Dossier: 2001-3252-IT-I

ENTRE :

JACQUES PÉPIN,

appelant,

et

SA MAJESTÉ LA REINE,

intimée.

Motifsdu jugement

La juge Lamarre Proulx, C.C.I.

[1]            Il s'agit d'un appel par voie de la procédure informelle concernant l'année d'imposition 1998.

[2]            La question en litige est de savoir si une indemnité au montant de 20 000 $, reçue par l'appelant en règlement d'un litige entre la Commission scolaire Saint-Hyacinthe (la « Commission scolaire » ) et le Syndicat de l'enseignement Richelieu-Yamaska (le « Syndicat » ) doit être incluse dans le calcul du revenu de l'appelant en vertu des articles 3, 5 et 56 de la Loi de l'impôt sur le revenu (la « Loi » ).

[3]            Les faits que le ministre du Revenu national (le « Ministre » ) a pris en compte pour établir sa nouvelle cotisation sont décrits au paragraphe 5 de la Réponse à l'avis d'appel (la « Réponse » ) comme suit :

a)              l'appelant a enseigné l'anglais, langue seconde, aux adultes depuis 1990 jusqu'au 30 juin 1996, à titre d'employé de la Commission scolaire Saint-Hyacinthe;

b)             le 10 juin 1996, la Commission scolaire Saint-Hyacinthe avisait par écrit l'appelant que son nom sera retiré de la liste de rappel des enseignants et enseignantes en formation générale aux adultes lors de la mise à jour du 1er juillet 1996 en invoquant des motifs disciplinaires;

c)              le 20 juin 1996, le Syndicat de l'enseignement Richelieu-Yamaska, pour le bénéfice de l'appelant, répliquait en déposant un avis de griefs et d'arbitrage pour non-rengagement;

d)             selon copie d'un jugement de cour daté du 3 avril 1998, l'honorable Jean Marquis, J.C.S., a jugé, dans un premier temps, que la lettre datée du 10 juin 1996 de la Commission scolaire Saint-Hyacinthe adressée à l'appelant constituait un avis de non-rengagement pour l'année scolaire 1996-1997 et, dans un deuxième temps, que la dite Commission scolaire n'avait pas respecté les délais prescrits, à l'égard de la signification par lettre à l'appelant de son non-renouvellement de contrat;

e)              en guise de règlement du litige, entre la Commission scolaire Saint-Hyacinthe et le Syndicat de l'enseignement Richelieu-Yamaska, une entente hors cour datée du 14 avril 1998, stipulait les mesures suivantes :

i)               l'appelant était réintégré dans ses fonctions d'enseignant, sans indemnité ni compensation,

ii)              le retrait de la liste de rappel est transformé en mesure disciplinaire,

iii)             l'appelant est réinscrit sur la liste de rappel et les parties conviennent que son nom n'a jamais été retiré de la dite liste,

iv)            en contrepartie de ce qui précède, le Syndicat de l'enseignement Richelieu-Yamaska abandonne une série de procédures moyennant une indemnité de 20 000 $;

f)              le ministre n'a obtenu aucun renseignement quant à l'établissement du calcul de l'indemnité de 20 000 $;

g)             le Syndicat de l'enseignement Richelieu-Yamaska a remis, au cours de l'année d'imposition 1998, la dite somme de 20 000 $ à l'appelant, bien que ce dernier n'était pas à l'emploi dudit syndicat.

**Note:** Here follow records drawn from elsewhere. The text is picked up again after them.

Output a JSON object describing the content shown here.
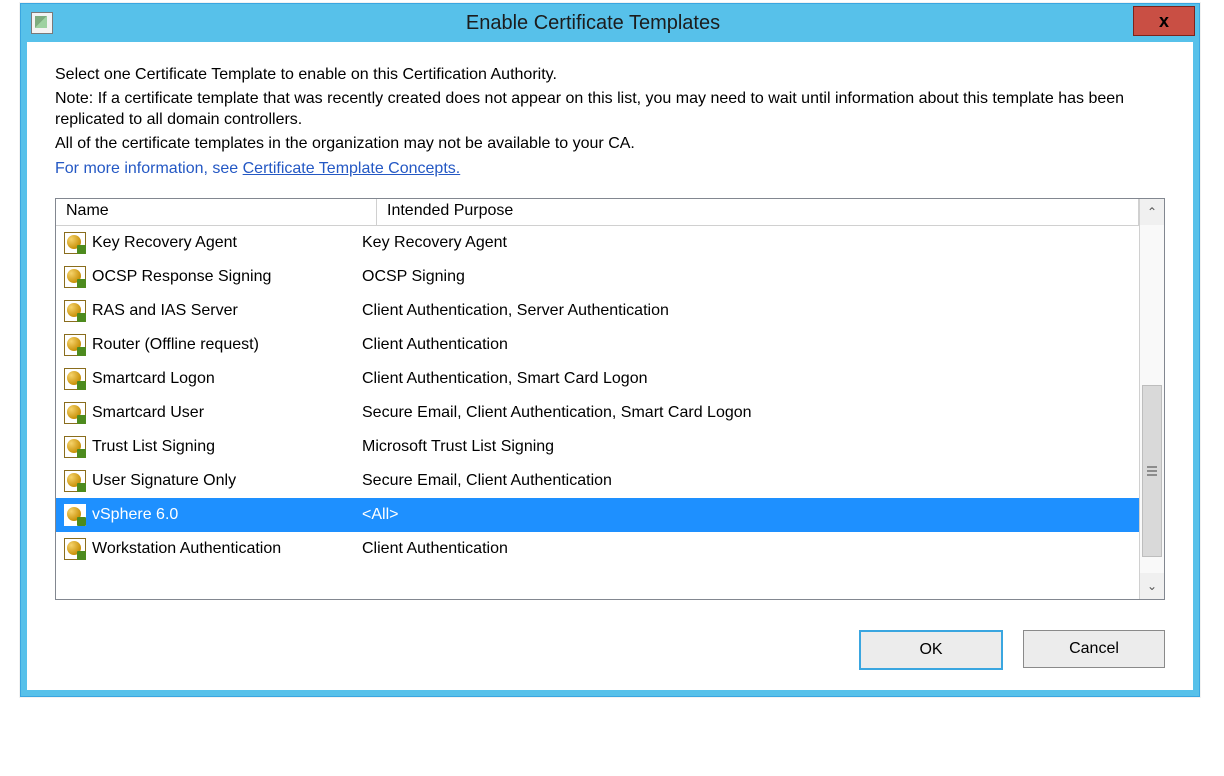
{
  "window": {
    "title": "Enable Certificate Templates",
    "close_glyph": "x"
  },
  "intro": {
    "line1": "Select one Certificate Template to enable on this Certification Authority.",
    "line2": "Note: If a certificate template that was recently created does not appear on this list, you may need to wait until information about this template has been replicated to all domain controllers.",
    "line3": "All of the certificate templates in the organization may not be available to your CA.",
    "info_prefix": "For more information, see ",
    "info_link": "Certificate Template Concepts."
  },
  "columns": {
    "name": "Name",
    "purpose": "Intended Purpose"
  },
  "rows": [
    {
      "name": "Key Recovery Agent",
      "purpose": "Key Recovery Agent",
      "selected": false
    },
    {
      "name": "OCSP Response Signing",
      "purpose": "OCSP Signing",
      "selected": false
    },
    {
      "name": "RAS and IAS Server",
      "purpose": "Client Authentication, Server Authentication",
      "selected": false
    },
    {
      "name": "Router (Offline request)",
      "purpose": "Client Authentication",
      "selected": false
    },
    {
      "name": "Smartcard Logon",
      "purpose": "Client Authentication, Smart Card Logon",
      "selected": false
    },
    {
      "name": "Smartcard User",
      "purpose": "Secure Email, Client Authentication, Smart Card Logon",
      "selected": false
    },
    {
      "name": "Trust List Signing",
      "purpose": "Microsoft Trust List Signing",
      "selected": false
    },
    {
      "name": "User Signature Only",
      "purpose": "Secure Email, Client Authentication",
      "selected": false
    },
    {
      "name": "vSphere 6.0",
      "purpose": "<All>",
      "selected": true
    },
    {
      "name": "Workstation Authentication",
      "purpose": "Client Authentication",
      "selected": false
    }
  ],
  "scroll": {
    "up": "⌃",
    "down": "⌄",
    "thumb": "≡"
  },
  "buttons": {
    "ok": "OK",
    "cancel": "Cancel"
  }
}
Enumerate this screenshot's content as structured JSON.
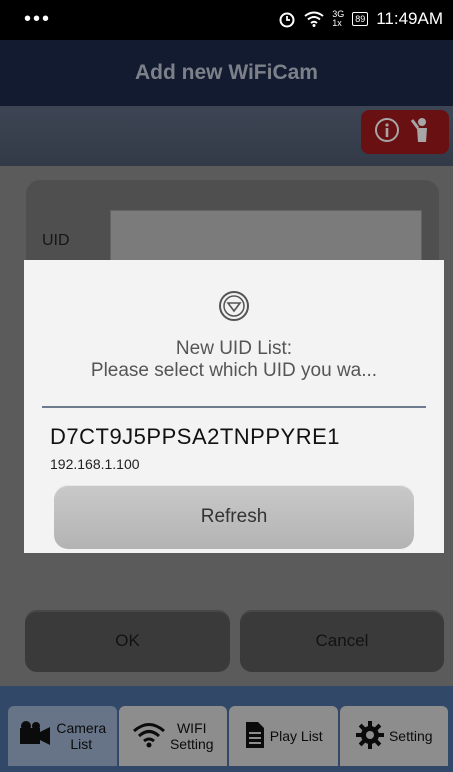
{
  "status_bar": {
    "menu_dots": "•••",
    "network_top": "3G",
    "network_bottom": "1x",
    "battery": "89",
    "time": "11:49AM"
  },
  "header": {
    "title": "Add new WiFiCam"
  },
  "form": {
    "uid_label": "UID",
    "uid_value": ""
  },
  "dialog": {
    "title_line1": "New UID List:",
    "title_line2": "Please select which UID you wa...",
    "items": [
      {
        "uid": "D7CT9J5PPSA2TNPPYRE1",
        "ip": "192.168.1.100"
      }
    ],
    "refresh_label": "Refresh"
  },
  "actions": {
    "ok_label": "OK",
    "cancel_label": "Cancel"
  },
  "tabs": [
    {
      "label_line1": "Camera",
      "label_line2": "List",
      "icon": "camera-icon"
    },
    {
      "label_line1": "WIFI",
      "label_line2": "Setting",
      "icon": "wifi-icon"
    },
    {
      "label_line1": "Play List",
      "label_line2": "",
      "icon": "document-icon"
    },
    {
      "label_line1": "Setting",
      "label_line2": "",
      "icon": "gear-icon"
    }
  ],
  "colors": {
    "title_bar": "#1c2a4a",
    "info_badge": "#a1191c",
    "tab_bar": "#4d6fa0"
  }
}
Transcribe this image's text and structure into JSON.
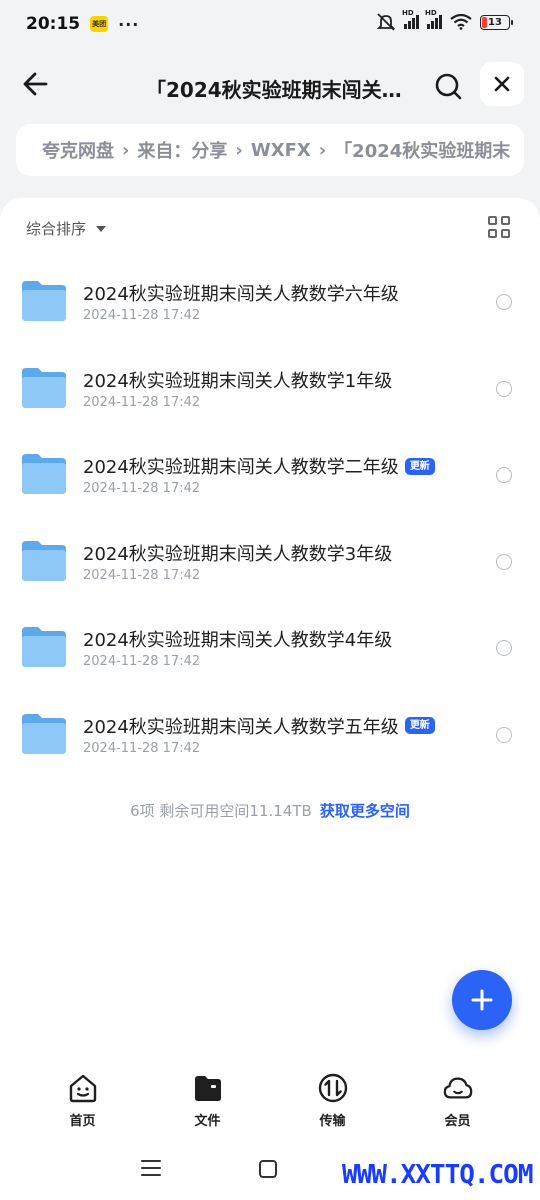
{
  "status_bar": {
    "time": "20:15",
    "app_badge": "美团",
    "more": "···",
    "hd1": "HD",
    "hd2": "HD",
    "battery": "13"
  },
  "title_bar": {
    "title": "「2024秋实验班期末闯关…"
  },
  "breadcrumb": {
    "items": [
      "夸克网盘",
      "来自：分享",
      "WXFX",
      "「2024秋实验班期末"
    ]
  },
  "sort": {
    "label": "综合排序"
  },
  "files": [
    {
      "name": "2024秋实验班期末闯关人教数学六年级",
      "date": "2024-11-28 17:42",
      "badge": ""
    },
    {
      "name": "2024秋实验班期末闯关人教数学1年级",
      "date": "2024-11-28 17:42",
      "badge": ""
    },
    {
      "name": "2024秋实验班期末闯关人教数学二年级",
      "date": "2024-11-28 17:42",
      "badge": "更新"
    },
    {
      "name": "2024秋实验班期末闯关人教数学3年级",
      "date": "2024-11-28 17:42",
      "badge": ""
    },
    {
      "name": "2024秋实验班期末闯关人教数学4年级",
      "date": "2024-11-28 17:42",
      "badge": ""
    },
    {
      "name": "2024秋实验班期末闯关人教数学五年级",
      "date": "2024-11-28 17:42",
      "badge": "更新"
    }
  ],
  "footer": {
    "count": "6项 剩余可用空间11.14TB",
    "link": "获取更多空间"
  },
  "bottom_nav": {
    "items": [
      {
        "label": "首页",
        "icon": "home-face-icon"
      },
      {
        "label": "文件",
        "icon": "folder-filled-icon"
      },
      {
        "label": "传输",
        "icon": "transfer-icon"
      },
      {
        "label": "会员",
        "icon": "cloud-icon"
      }
    ]
  },
  "watermark": "WWW.XXTTQ.COM",
  "colors": {
    "accent": "#2a63f5",
    "folder": "#6fb4f0",
    "background": "#f2f3f5"
  }
}
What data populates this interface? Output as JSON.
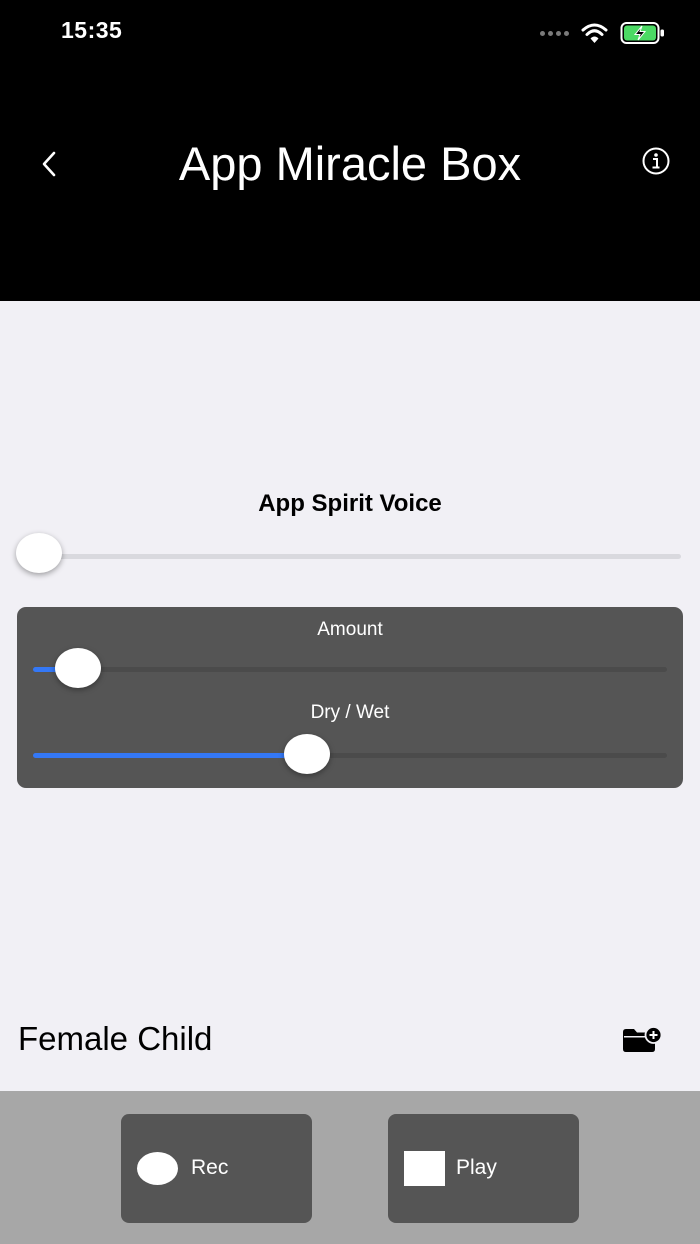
{
  "status_bar": {
    "time": "15:35"
  },
  "nav": {
    "title": "App Miracle Box",
    "back_icon": "chevron-left-icon",
    "info_icon": "info-icon"
  },
  "voice": {
    "title": "App Spirit Voice",
    "slider_value": 0
  },
  "effects": {
    "amount": {
      "label": "Amount",
      "value": 0.07
    },
    "dry_wet": {
      "label": "Dry / Wet",
      "value": 0.43
    },
    "accent_color": "#3478f6"
  },
  "preset": {
    "name": "Female Child",
    "folder_icon": "folder-add-icon"
  },
  "controls": {
    "rec_label": "Rec",
    "play_label": "Play"
  }
}
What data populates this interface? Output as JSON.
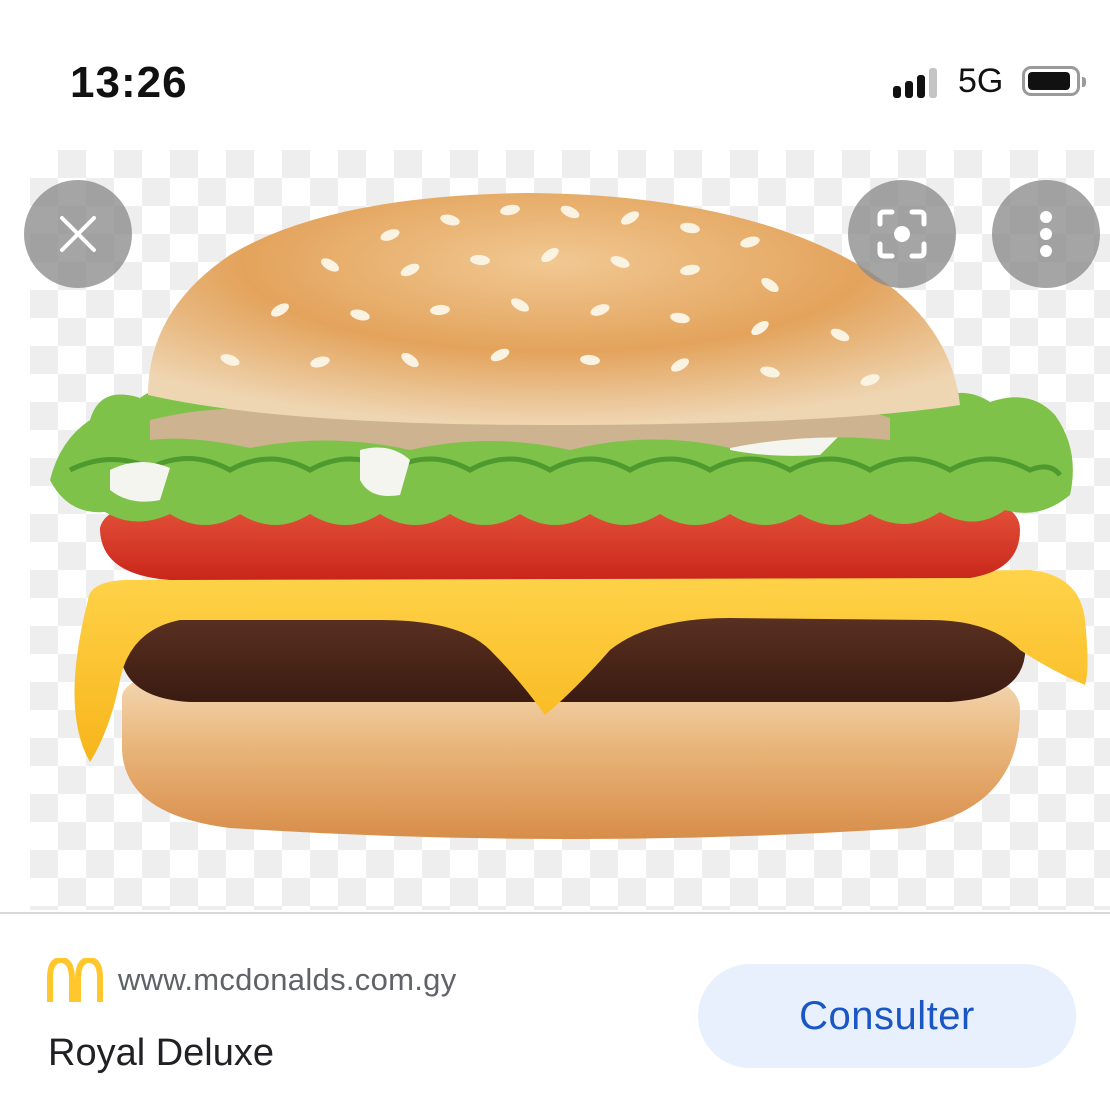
{
  "status_bar": {
    "time": "13:26",
    "network": "5G",
    "signal_bars": 3,
    "signal_bars_total": 4,
    "battery_icon": "battery-icon"
  },
  "viewer": {
    "image_subject": "burger-image",
    "buttons": {
      "close_icon": "close-icon",
      "lens_icon": "lens-search-icon",
      "more_icon": "more-vertical-icon"
    }
  },
  "result": {
    "site_logo": "mcdonalds-logo",
    "site_url": "www.mcdonalds.com.gy",
    "title": "Royal Deluxe",
    "action_label": "Consulter"
  },
  "colors": {
    "accent": "#1a57c4",
    "button_bg": "#e8f0fe",
    "logo_yellow": "#ffc72c"
  }
}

[4]            L'avis d'appel de l'appelant fait valoir que « ... la somme qui m'a été versée en dommages intérêts par ma commission scolaire n'était aucunement une prime de séparation puisque je suis toujours à l'emploi de ma commission scolaire où j'ai depuis été nommé permanent et où je poursuis ma carrière. Cette somme m'a été versée suite à une décision du Tribunal du travail qui reconnaissait que j'avais été lésé dans mes droits fondamentaux d'employé et que la Commission scolaire et son représentant (directeur du personnel) devait me dédommager. Cette somme m'a été versée en règlement hors cour pour compenser mes dommages et préjudices. »

[5]            Les témoins ont été l'appelant et monsieur Robert St-Germain. Ce dernier a témoigné à la demande de l'avocate de l'intimée.

[6]            L'appelant est un enseignant. L'appelant a admis les alinéas 5a) à 5e), et 5g) de la Réponse. Le jugement mentionné à l'alinéa 5d) a été déposé comme pièce I-1. Ce jugement de la Cour supérieure, en date du 3 avril 1998, infirmait une sentence arbitrale en date du 26 mai 1997, déposée comme pièce I-2. Cette sentence arbitrale donnait raison à l'employeur de ne pas avoir suivi la procédure de non-rengagement prévue à la convention collective car elle ne se serait appliquée qu'aux enseignants à plein temps. Le jugement a infirmé cette décision en statuant que l'employeur devait suivre la procédure de non-rengagement également à l'égard des enseignants à temps partiel car la disposition pertinente de la convention ne faisait pas de distinction entre les deux catégories.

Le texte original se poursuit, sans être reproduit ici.